This week was a reading wave as I finished 3 books.
So Many Books was a delightful, short read about, well, books! I loved José Gaos’ quote of how, “Every private library is a reading plan.” It reassures me that, yes, there is a plan somewhere amidst my shelf of 50+ books I want to read.
Wuthering Heights was the second Brontë sister novel I read. I didn’t enjoy it as much as Jane Eyre, but, overall, it’s an enjoyable (yet darker) novel. A goal for 2026 is to read more classic literature.
Paul Kingsnorth’s Against the Machine is one of my favorite books this year. I’m still processing just how much of it I agree with, but that’s what made it so good. Thought-provoking (and challenging of conventional thought) in the best of ways. Perhaps some of its resonance is down to timing, as I’m in the midst of moving to land in rural, western Ireland.
Kingsnorth’s book has nudged me down a rabbit hole of reading Wendell Berry (new to me) and about agriculture in pre-Industrial Revolution Britain. For me, a good gauge of a book’s value is the chain of other reading it spurs me on toward. Against the Machine, by that measure, excels.

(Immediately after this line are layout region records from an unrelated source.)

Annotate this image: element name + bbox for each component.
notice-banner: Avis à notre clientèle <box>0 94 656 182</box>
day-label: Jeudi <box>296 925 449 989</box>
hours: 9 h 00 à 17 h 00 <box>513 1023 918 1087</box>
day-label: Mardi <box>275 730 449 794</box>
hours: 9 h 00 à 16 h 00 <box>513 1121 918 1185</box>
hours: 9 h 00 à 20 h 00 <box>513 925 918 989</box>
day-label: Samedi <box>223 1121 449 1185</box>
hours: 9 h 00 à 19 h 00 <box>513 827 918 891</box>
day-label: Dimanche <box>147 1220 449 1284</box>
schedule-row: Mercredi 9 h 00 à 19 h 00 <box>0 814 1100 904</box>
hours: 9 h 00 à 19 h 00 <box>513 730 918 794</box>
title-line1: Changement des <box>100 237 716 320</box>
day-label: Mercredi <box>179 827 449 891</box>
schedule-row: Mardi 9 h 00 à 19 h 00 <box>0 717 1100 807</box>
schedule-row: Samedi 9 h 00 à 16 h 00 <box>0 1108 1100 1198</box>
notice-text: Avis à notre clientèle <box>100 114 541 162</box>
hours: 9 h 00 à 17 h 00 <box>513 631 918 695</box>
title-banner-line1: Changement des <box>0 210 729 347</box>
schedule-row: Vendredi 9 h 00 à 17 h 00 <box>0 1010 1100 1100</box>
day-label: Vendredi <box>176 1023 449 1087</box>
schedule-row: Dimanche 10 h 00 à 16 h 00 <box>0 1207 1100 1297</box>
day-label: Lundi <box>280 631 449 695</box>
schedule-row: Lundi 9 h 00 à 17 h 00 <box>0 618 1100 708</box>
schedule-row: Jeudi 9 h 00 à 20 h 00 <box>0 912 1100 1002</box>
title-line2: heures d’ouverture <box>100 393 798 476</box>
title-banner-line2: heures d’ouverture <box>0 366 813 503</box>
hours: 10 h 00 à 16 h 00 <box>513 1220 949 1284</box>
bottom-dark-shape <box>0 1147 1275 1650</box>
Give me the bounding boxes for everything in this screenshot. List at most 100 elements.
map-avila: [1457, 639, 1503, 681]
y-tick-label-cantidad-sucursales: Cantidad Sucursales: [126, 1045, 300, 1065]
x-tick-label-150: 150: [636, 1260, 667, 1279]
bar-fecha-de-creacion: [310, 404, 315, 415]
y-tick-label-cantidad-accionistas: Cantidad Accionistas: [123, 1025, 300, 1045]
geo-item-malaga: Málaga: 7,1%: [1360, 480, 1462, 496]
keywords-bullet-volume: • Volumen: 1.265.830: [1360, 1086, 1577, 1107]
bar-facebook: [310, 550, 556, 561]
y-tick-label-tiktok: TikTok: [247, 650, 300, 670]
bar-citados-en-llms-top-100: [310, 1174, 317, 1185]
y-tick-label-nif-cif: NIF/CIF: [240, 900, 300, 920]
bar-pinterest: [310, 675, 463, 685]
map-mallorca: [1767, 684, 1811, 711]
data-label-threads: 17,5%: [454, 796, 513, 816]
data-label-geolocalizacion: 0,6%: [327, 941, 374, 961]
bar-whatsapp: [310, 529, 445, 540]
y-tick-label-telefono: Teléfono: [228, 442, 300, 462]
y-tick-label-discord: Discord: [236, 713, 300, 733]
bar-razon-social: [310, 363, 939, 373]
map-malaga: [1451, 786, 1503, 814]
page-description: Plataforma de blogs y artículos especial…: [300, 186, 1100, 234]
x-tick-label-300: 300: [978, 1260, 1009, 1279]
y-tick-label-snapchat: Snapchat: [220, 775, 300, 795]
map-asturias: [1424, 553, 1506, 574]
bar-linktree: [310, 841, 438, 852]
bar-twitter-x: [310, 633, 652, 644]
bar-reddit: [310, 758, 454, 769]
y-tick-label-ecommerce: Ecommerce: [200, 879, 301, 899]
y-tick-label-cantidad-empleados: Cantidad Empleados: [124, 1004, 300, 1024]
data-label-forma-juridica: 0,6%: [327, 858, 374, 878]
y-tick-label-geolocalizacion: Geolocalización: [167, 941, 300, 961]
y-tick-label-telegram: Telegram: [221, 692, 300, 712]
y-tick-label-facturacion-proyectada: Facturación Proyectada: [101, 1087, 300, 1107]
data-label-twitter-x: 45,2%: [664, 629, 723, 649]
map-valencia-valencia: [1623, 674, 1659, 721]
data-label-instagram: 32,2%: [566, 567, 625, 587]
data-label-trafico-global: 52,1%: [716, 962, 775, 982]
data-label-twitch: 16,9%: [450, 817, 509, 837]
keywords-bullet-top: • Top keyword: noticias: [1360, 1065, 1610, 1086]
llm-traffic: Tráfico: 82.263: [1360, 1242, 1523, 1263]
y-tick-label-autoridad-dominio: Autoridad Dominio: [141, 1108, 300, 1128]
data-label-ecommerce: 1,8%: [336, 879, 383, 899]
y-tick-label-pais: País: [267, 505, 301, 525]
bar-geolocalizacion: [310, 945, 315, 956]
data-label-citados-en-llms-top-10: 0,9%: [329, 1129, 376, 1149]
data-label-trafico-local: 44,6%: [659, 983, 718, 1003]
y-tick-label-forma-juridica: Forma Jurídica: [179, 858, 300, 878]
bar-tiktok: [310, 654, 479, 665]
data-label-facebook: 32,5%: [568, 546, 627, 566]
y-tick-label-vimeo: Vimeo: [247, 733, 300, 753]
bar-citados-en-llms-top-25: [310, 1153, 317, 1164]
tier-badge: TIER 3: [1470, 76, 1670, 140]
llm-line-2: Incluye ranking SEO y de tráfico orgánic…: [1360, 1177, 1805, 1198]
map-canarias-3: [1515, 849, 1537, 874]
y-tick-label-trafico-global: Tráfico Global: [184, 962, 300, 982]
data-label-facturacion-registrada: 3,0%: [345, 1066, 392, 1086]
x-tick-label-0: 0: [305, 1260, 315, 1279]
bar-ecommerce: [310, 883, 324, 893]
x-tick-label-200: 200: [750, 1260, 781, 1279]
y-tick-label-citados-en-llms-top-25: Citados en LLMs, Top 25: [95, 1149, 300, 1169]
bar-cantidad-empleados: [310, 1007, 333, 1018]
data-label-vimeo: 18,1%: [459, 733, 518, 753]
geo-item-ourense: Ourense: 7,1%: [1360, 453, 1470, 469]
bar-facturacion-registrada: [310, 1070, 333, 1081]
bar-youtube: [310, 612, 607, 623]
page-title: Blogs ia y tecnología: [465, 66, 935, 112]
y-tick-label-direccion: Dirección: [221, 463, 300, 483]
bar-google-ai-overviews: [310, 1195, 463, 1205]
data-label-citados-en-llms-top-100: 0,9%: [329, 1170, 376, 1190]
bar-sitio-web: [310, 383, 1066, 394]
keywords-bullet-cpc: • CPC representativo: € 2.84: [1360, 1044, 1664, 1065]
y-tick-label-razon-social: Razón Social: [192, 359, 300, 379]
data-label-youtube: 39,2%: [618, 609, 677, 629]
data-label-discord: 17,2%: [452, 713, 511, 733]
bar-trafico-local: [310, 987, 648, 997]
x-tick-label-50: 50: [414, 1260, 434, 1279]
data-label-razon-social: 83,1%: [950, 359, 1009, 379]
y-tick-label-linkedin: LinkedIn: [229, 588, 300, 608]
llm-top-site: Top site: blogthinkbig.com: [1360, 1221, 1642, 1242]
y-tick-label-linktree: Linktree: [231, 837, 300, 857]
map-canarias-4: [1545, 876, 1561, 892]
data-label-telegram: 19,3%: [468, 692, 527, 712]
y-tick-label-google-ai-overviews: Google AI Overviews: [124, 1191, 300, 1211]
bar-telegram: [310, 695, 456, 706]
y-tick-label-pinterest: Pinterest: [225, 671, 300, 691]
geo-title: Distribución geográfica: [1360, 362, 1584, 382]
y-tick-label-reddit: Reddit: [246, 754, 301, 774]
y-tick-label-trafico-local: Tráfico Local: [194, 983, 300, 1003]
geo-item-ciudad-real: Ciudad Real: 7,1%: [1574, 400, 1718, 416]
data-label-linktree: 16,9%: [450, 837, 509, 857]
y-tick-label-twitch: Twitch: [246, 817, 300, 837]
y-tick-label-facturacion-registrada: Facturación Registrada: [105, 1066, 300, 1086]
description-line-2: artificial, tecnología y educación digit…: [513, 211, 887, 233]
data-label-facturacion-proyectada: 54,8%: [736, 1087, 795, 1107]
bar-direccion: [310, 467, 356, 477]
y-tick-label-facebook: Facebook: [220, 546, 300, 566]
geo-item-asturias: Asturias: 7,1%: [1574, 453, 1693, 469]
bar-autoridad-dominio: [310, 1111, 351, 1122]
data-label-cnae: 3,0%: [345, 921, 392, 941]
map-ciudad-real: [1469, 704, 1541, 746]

This stems from my own ignorance, but I had no idea Dublin (and Ireland in general) sees the kinds of storms we do. Storm Claudia rolled through late this week, with all of its wild wind and rain. That’s two so far as Storm Amy was the prior one, which was strong enough to make the apartment building sway. It makes the dreary and grey winter weather more tolerable, or at least more interesting.
I’ve found blogging to be easier with a dedicated, desktop web app for my site. I also leaned on ChatGPT and wrote a small WordPress plugin that simplifies the WP Admin interface down to its essentials. Now the only easily-available options are Posts and Pages, with all other menus hidden behind a Dashboard widget.
A few other quick reads I enjoyed:
- University education as we know it is over. Educational value comes via deep, independent thought and from applied AI. Don’t get caught in the middle.
- Servitude as a Service. A warning about dependence (and one that reminds me to revisit the Kant I read in college).
- How to end your extremely online era. “Creativity comes from the ability to stare at a wall for extended periods.”